The parade of hurricanes that pounded the Gulf Coast in 2008 has reawakened a discussion which fell dormant too quickly after Hurricane Katrina. When violent storms pummel neighborhoods and vacation spots, leaving behind virtually unrecognizable coastal ghost towns, it begs the timeless post-natural disaster question: Rebuild, or retreat?
Legislators, residents, business owners, scientists and developers are joining in the great debate. Those in favor of rebuilding point to the significance of hard-hit locations—historically, culturally and as a place people call home. In the case of Galveston, Texas, battered most recently by Hurricane Ike, pro-renewal arguments include famous architecture, picturesque beaches and a population of about 57,000 people who take pride in the fact that their city has rebounded from storm-related catastrophe time and again.
Supporters also compare Galveston’s situation to that of other areas susceptible to natural disasters—Tornado Alley or earthquake-prone L.A., for instance. “Should these places, too, be abandoned after Mother Nature wreaks havoc on them?” they ask, often noting that the aftermath, as unfortunate as it can be, presents an opportunity for more environmentally friendly and structurally sound development, new jobs and a much-needed economy boost.
Others, however, question whether time, money and effort should be invested in rebuilding a sharply eroding region that will almost certainly be devastated again. In September 1900, 120-mile-per-hour winds and a tidal surge brought the booming city of Galveston to a halt. Six thousand people were killed and more than 3,600 buildings destroyed in the storm’s wake, making it the deadliest natural disaster in U.S. history. Severe hurricanes continued to sweep through on a regular basis—in 1915, 1919, 1961 and 1983, to name some of the most notable.
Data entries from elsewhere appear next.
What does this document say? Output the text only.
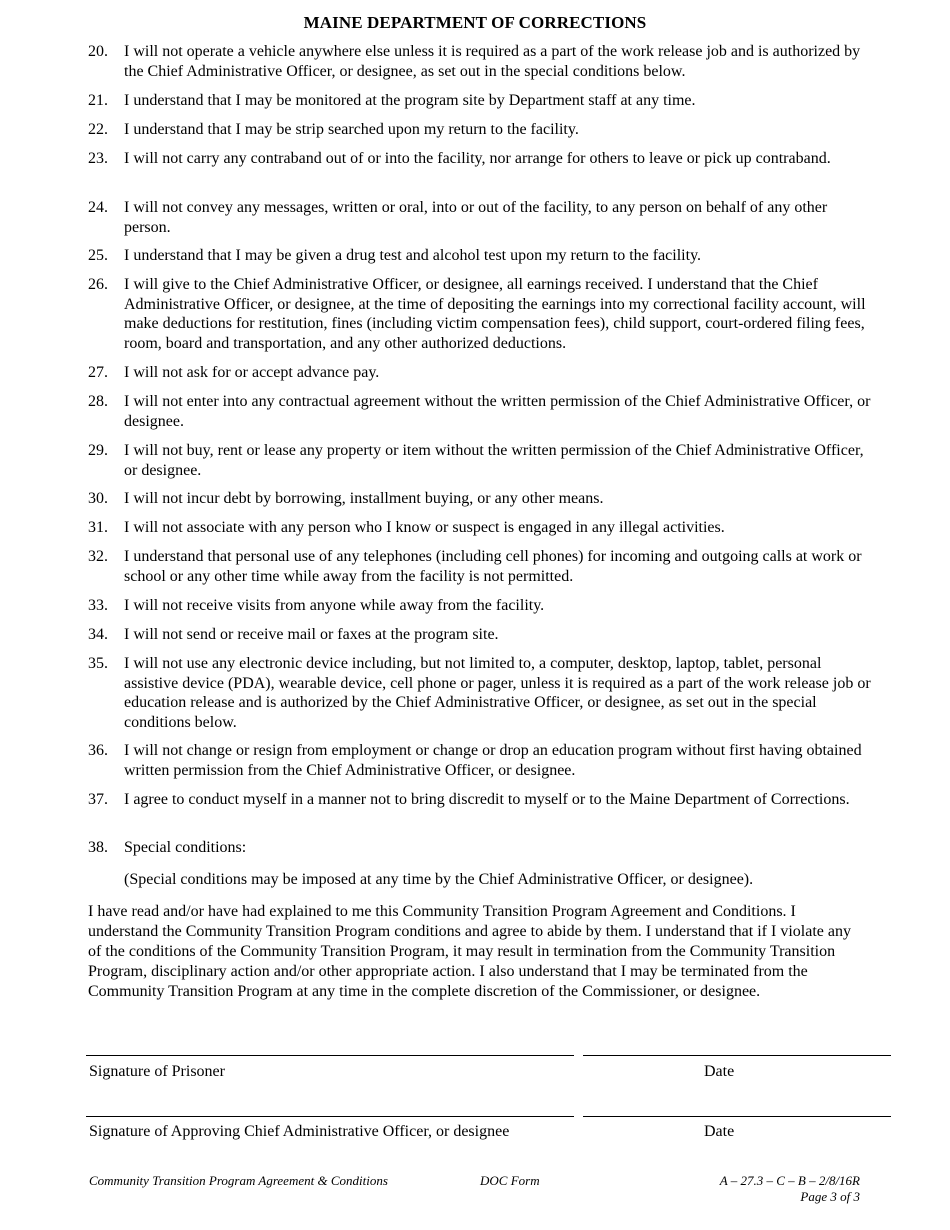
MAINE DEPARTMENT OF CORRECTIONS
20. I will not operate a vehicle anywhere else unless it is required as a part of the work release job and is authorized by the Chief Administrative Officer, or designee, as set out in the special conditions below.
21. I understand that I may be monitored at the program site by Department staff at any time.
22. I understand that I may be strip searched upon my return to the facility.
23. I will not carry any contraband out of or into the facility, nor arrange for others to leave or pick up contraband.
24. I will not convey any messages, written or oral, into or out of the facility, to any person on behalf of any other person.
25. I understand that I may be given a drug test and alcohol test upon my return to the facility.
26. I will give to the Chief Administrative Officer, or designee, all earnings received. I understand that the Chief Administrative Officer, or designee, at the time of depositing the earnings into my correctional facility account, will make deductions for restitution, fines (including victim compensation fees), child support, court-ordered filing fees, room, board and transportation, and any other authorized deductions.
27. I will not ask for or accept advance pay.
28. I will not enter into any contractual agreement without the written permission of the Chief Administrative Officer, or designee.
29. I will not buy, rent or lease any property or item without the written permission of the Chief Administrative Officer, or designee.
30. I will not incur debt by borrowing, installment buying, or any other means.
31. I will not associate with any person who I know or suspect is engaged in any illegal activities.
32. I understand that personal use of any telephones (including cell phones) for incoming and outgoing calls at work or school or any other time while away from the facility is not permitted.
33. I will not receive visits from anyone while away from the facility.
34. I will not send or receive mail or faxes at the program site.
35. I will not use any electronic device including, but not limited to, a computer, desktop, laptop, tablet, personal assistive device (PDA), wearable device, cell phone or pager, unless it is required as a part of the work release job or education release and is authorized by the Chief Administrative Officer, or designee, as set out in the special conditions below.
36. I will not change or resign from employment or change or drop an education program without first having obtained written permission from the Chief Administrative Officer, or designee.
37. I agree to conduct myself in a manner not to bring discredit to myself or to the Maine Department of Corrections.
38. Special conditions:
(Special conditions may be imposed at any time by the Chief Administrative Officer, or designee).
I have read and/or have had explained to me this Community Transition Program Agreement and Conditions. I understand the Community Transition Program conditions and agree to abide by them. I understand that if I violate any of the conditions of the Community Transition Program, it may result in termination from the Community Transition Program, disciplinary action and/or other appropriate action. I also understand that I may be terminated from the Community Transition Program at any time in the complete discretion of the Commissioner, or designee.
Signature of Prisoner	Date
Signature of Approving Chief Administrative Officer, or designee	Date
Community Transition Program Agreement & Conditions	DOC Form	A – 27.3 – C – B – 2/8/16R
Page 3 of 3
What if the island’s $14.5-million seawall cannot save the island when the next storm brews in the Gulf of Mexico? It is time to put an end to this recurring cycle of lost lives and properties, according to proponents for retreat. It is unfair, they argue, to burden taxpayers by sinking federal relief dollars into the rebuilding projects of, literally, a sinking island.
I think it is important for residents and their leaders to head the fight for renewal in this new year, but they must consider the flip side of the coin as well and tailor efforts accordingly. Designating shorelines as public recreation spaces and building further inland, for instance, could help create middle ground in this debate. To maintain the health and viability of a vulnerable area like Galveston, redevelopment restrictions need to be established and enforced; this is the best way to support sustainable and fiscally responsible restoration.